Cichos v. Indiana, 385 U.S. 76 (1966)

Cichos v. Indiana


No. 45


Argued October 19, 1966
Decided November 14, 1966
385 U.S. 76

CERTIORARI TO THE SUPREME COURT OF INDIANA

Syllabus

Following trial of petitioner on two counts for reckless homicide and for involuntary manslaughter, the jury found him guilty of reckless homicide. The State Supreme Court granted him a new trial, and he was retried on both counts, the second jury returning the same verdict as the first. The same prison sentence as before, and a lower fine, were imposed. The State Supreme Court affirmed, rejecting petitioner’s contention that the first jury’s silence on the manslaughter charge constituted an acquittal, and that retrial on that count had unconstitutionally subjected petitioner to double jeopardy.
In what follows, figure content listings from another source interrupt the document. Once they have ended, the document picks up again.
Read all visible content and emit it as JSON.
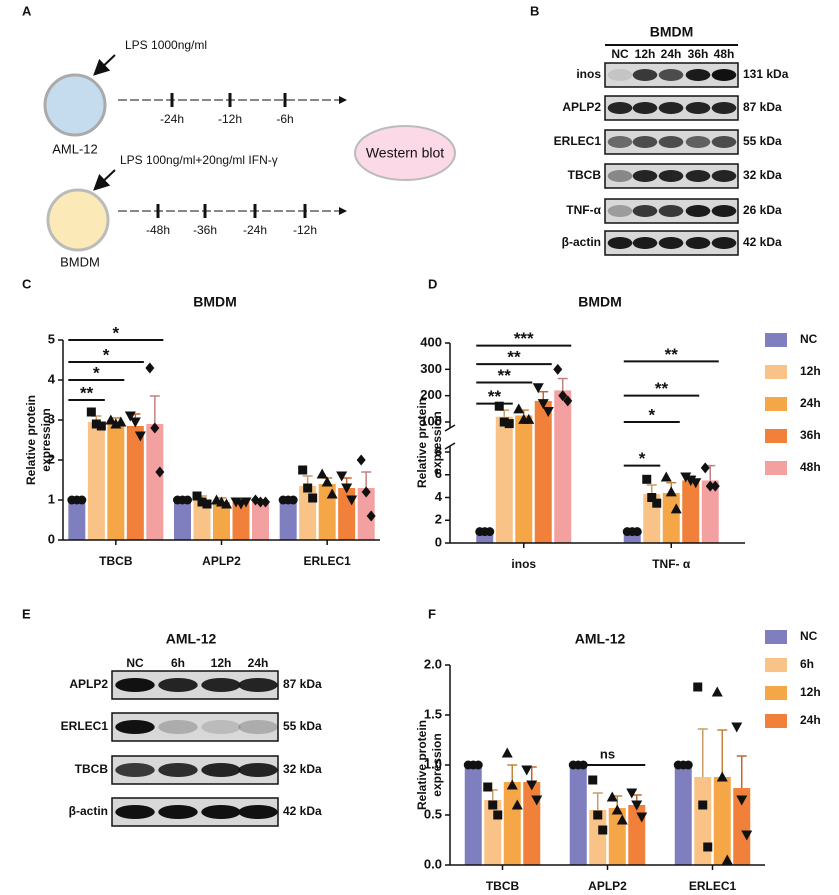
{
  "panel_labels": [
    "A",
    "B",
    "C",
    "D",
    "E",
    "F"
  ],
  "panel_a": {
    "groups": [
      {
        "cell": "AML-12",
        "treatment": "LPS 1000ng/ml",
        "timepoints": [
          "-24h",
          "-12h",
          "-6h"
        ]
      },
      {
        "cell": "BMDM",
        "treatment": "LPS 100ng/ml+20ng/ml IFN-γ",
        "timepoints": [
          "-48h",
          "-36h",
          "-24h",
          "-12h"
        ]
      }
    ],
    "endpoint": "Western blot"
  },
  "blots": [
    {
      "title": "BMDM",
      "lanes": [
        "NC",
        "12h",
        "24h",
        "36h",
        "48h"
      ],
      "rows": [
        {
          "protein": "inos",
          "size": "131 kDa"
        },
        {
          "protein": "APLP2",
          "size": "87 kDa"
        },
        {
          "protein": "ERLEC1",
          "size": "55 kDa"
        },
        {
          "protein": "TBCB",
          "size": "32 kDa"
        },
        {
          "protein": "TNF-α",
          "size": "26 kDa"
        },
        {
          "protein": "β-actin",
          "size": "42 kDa"
        }
      ]
    },
    {
      "title": "AML-12",
      "lanes": [
        "NC",
        "6h",
        "12h",
        "24h"
      ],
      "rows": [
        {
          "protein": "APLP2",
          "size": "87 kDa"
        },
        {
          "protein": "ERLEC1",
          "size": "55 kDa"
        },
        {
          "protein": "TBCB",
          "size": "32 kDa"
        },
        {
          "protein": "β-actin",
          "size": "42 kDa"
        }
      ]
    }
  ],
  "chart_data": [
    {
      "type": "bar",
      "title": "BMDM",
      "y_label": [
        "Relative protein",
        "expression"
      ],
      "categories": [
        "TBCB",
        "APLP2",
        "ERLEC1"
      ],
      "ylim": [
        0,
        5
      ],
      "yticks": [
        0,
        1,
        2,
        3,
        4,
        5
      ],
      "legend": false,
      "series": [
        {
          "color": "#7f7fc0",
          "marker": "circle",
          "values": [
            1,
            1,
            1
          ],
          "points": [
            [
              1,
              1,
              1
            ],
            [
              1,
              1,
              1
            ],
            [
              1,
              1,
              1
            ]
          ]
        },
        {
          "color": "#f9c286",
          "marker": "square",
          "values": [
            2.95,
            1,
            1.35
          ],
          "errors": [
            0.15,
            0.1,
            0.25
          ],
          "points": [
            [
              3.2,
              2.9,
              2.85
            ],
            [
              1.1,
              0.95,
              0.9
            ],
            [
              1.75,
              1.3,
              1.05
            ]
          ]
        },
        {
          "color": "#f5a646",
          "marker": "triangle",
          "values": [
            2.95,
            0.95,
            1.4
          ],
          "errors": [
            0.1,
            0.1,
            0.15
          ],
          "points": [
            [
              3.0,
              2.9,
              2.95
            ],
            [
              1.0,
              0.95,
              0.9
            ],
            [
              1.65,
              1.45,
              1.15
            ]
          ]
        },
        {
          "color": "#f0803a",
          "marker": "triangle-down",
          "values": [
            2.85,
            0.95,
            1.3
          ],
          "errors": [
            0.3,
            0.05,
            0.25
          ],
          "points": [
            [
              3.1,
              2.95,
              2.6
            ],
            [
              0.95,
              0.9,
              0.95
            ],
            [
              1.6,
              1.3,
              1.0
            ]
          ]
        },
        {
          "color": "#f3a0a0",
          "marker": "diamond",
          "values": [
            2.9,
            0.95,
            1.3
          ],
          "errors": [
            0.7,
            0.05,
            0.4
          ],
          "points": [
            [
              4.3,
              2.8,
              1.7
            ],
            [
              1.0,
              0.95,
              0.95
            ],
            [
              2.0,
              1.2,
              0.6
            ]
          ]
        }
      ],
      "annotations": [
        {
          "text": "**",
          "group": 0,
          "from": 0,
          "to": 1,
          "y": 3.5
        },
        {
          "text": "*",
          "group": 0,
          "from": 0,
          "to": 2,
          "y": 4.0
        },
        {
          "text": "*",
          "group": 0,
          "from": 0,
          "to": 3,
          "y": 4.45
        },
        {
          "text": "*",
          "group": 0,
          "from": 0,
          "to": 4,
          "y": 5.0
        }
      ]
    },
    {
      "type": "bar",
      "title": "BMDM",
      "y_label": [
        "Relative protein",
        "expression"
      ],
      "categories": [
        "inos",
        "TNF- α"
      ],
      "ylim": [
        0,
        400
      ],
      "ybreak": [
        8,
        100
      ],
      "yticks": [
        0,
        2,
        4,
        6,
        8,
        100,
        200,
        300,
        400
      ],
      "legend": true,
      "series": [
        {
          "name": "NC",
          "color": "#7f7fc0",
          "marker": "circle",
          "values": [
            1,
            1
          ],
          "points": [
            [
              1,
              1,
              1
            ],
            [
              1,
              1,
              1
            ]
          ]
        },
        {
          "name": "12h",
          "color": "#f9c286",
          "marker": "square",
          "values": [
            120,
            4.3
          ],
          "errors": [
            25,
            0.8
          ],
          "points": [
            [
              160,
              100,
              95
            ],
            [
              5.6,
              4.0,
              3.5
            ]
          ]
        },
        {
          "name": "24h",
          "color": "#f5a646",
          "marker": "triangle",
          "values": [
            125,
            4.4
          ],
          "errors": [
            20,
            0.9
          ],
          "points": [
            [
              150,
              110,
              110
            ],
            [
              5.8,
              4.5,
              3.0
            ]
          ]
        },
        {
          "name": "36h",
          "color": "#f0803a",
          "marker": "triangle-down",
          "values": [
            180,
            5.5
          ],
          "errors": [
            35,
            0.4
          ],
          "points": [
            [
              230,
              170,
              140
            ],
            [
              5.8,
              5.5,
              5.3
            ]
          ]
        },
        {
          "name": "48h",
          "color": "#f3a0a0",
          "marker": "diamond",
          "values": [
            220,
            5.5
          ],
          "errors": [
            45,
            1.3
          ],
          "points": [
            [
              300,
              200,
              180
            ],
            [
              6.6,
              5.0,
              5.0
            ]
          ]
        }
      ],
      "annotations": [
        {
          "text": "**",
          "group": 0,
          "from": 0,
          "to": 1,
          "y": 170
        },
        {
          "text": "**",
          "group": 0,
          "from": 0,
          "to": 2,
          "y": 250
        },
        {
          "text": "**",
          "group": 0,
          "from": 0,
          "to": 3,
          "y": 320
        },
        {
          "text": "***",
          "group": 0,
          "from": 0,
          "to": 4,
          "y": 390
        },
        {
          "text": "*",
          "group": 1,
          "from": 0,
          "to": 1,
          "y": 6.8
        },
        {
          "text": "*",
          "group": 1,
          "from": 0,
          "to": 2,
          "y": 100
        },
        {
          "text": "**",
          "group": 1,
          "from": 0,
          "to": 3,
          "y": 200
        },
        {
          "text": "**",
          "group": 1,
          "from": 0,
          "to": 4,
          "y": 330
        }
      ]
    },
    {
      "type": "bar",
      "title": "AML-12",
      "y_label": [
        "Relative protein",
        "expression"
      ],
      "categories": [
        "TBCB",
        "APLP2",
        "ERLEC1"
      ],
      "ylim": [
        0,
        2
      ],
      "yticks": [
        {
          "value": 0,
          "label": "0.0"
        },
        {
          "value": 0.5,
          "label": "0.5"
        },
        {
          "value": 1,
          "label": "1.0"
        },
        {
          "value": 1.5,
          "label": "1.5"
        },
        {
          "value": 2,
          "label": "2.0"
        }
      ],
      "legend": true,
      "series": [
        {
          "name": "NC",
          "color": "#7f7fc0",
          "marker": "circle",
          "values": [
            1,
            1,
            1
          ],
          "points": [
            [
              1,
              1,
              1
            ],
            [
              1,
              1,
              1
            ],
            [
              1,
              1,
              1
            ]
          ]
        },
        {
          "name": "6h",
          "color": "#f9c286",
          "marker": "square",
          "values": [
            0.65,
            0.55,
            0.88
          ],
          "errors": [
            0.1,
            0.17,
            0.48
          ],
          "points": [
            [
              0.78,
              0.6,
              0.5
            ],
            [
              0.85,
              0.5,
              0.35
            ],
            [
              1.78,
              0.6,
              0.18
            ]
          ]
        },
        {
          "name": "12h",
          "color": "#f5a646",
          "marker": "triangle",
          "values": [
            0.83,
            0.57,
            0.88
          ],
          "errors": [
            0.17,
            0.12,
            0.47
          ],
          "points": [
            [
              1.12,
              0.8,
              0.6
            ],
            [
              0.68,
              0.55,
              0.45
            ],
            [
              1.73,
              0.88,
              0.05
            ]
          ]
        },
        {
          "name": "24h",
          "color": "#f0803a",
          "marker": "triangle-down",
          "values": [
            0.83,
            0.6,
            0.77
          ],
          "errors": [
            0.15,
            0.1,
            0.32
          ],
          "points": [
            [
              0.95,
              0.8,
              0.65
            ],
            [
              0.72,
              0.6,
              0.48
            ],
            [
              1.38,
              0.65,
              0.3
            ]
          ]
        }
      ],
      "annotations": [
        {
          "text": "ns",
          "group": 1,
          "from": 0,
          "to": 3,
          "y": 1.0
        }
      ]
    }
  ]
}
Held: the writ of certiorari is dismissed as improvidently granted. Pp. 77-80.

(a) Under Indiana law, the acknowledgedly overlapping offenses of involuntary manslaughter and reckless homicide (which carries a lesser penalty) are treated more as one offense with different penalties than as a greater and an included offense. A final judgment of conviction of one bars prosecution for the other, and, if there is a conviction for both offenses, a penalty can be imposed for only one. Pp. 78-79.

(b) As the Indiana Supreme Court held, because of the identity of the elements of the two crimes and the known trial court practice of instructing the jury to return a verdict on but one of the charges, the jury’s silence on the involuntary manslaughter count was not tantamount to acquittal, the reckless homicide verdict encompassed the elements of involuntary manslaughter, and petitioner was given the lesser penalty. Pp. 79-80.

Reported below: ___ Ind. ___, 208 N.E.2d 685, ___ Ind. ___, 210 N.E.2d 363.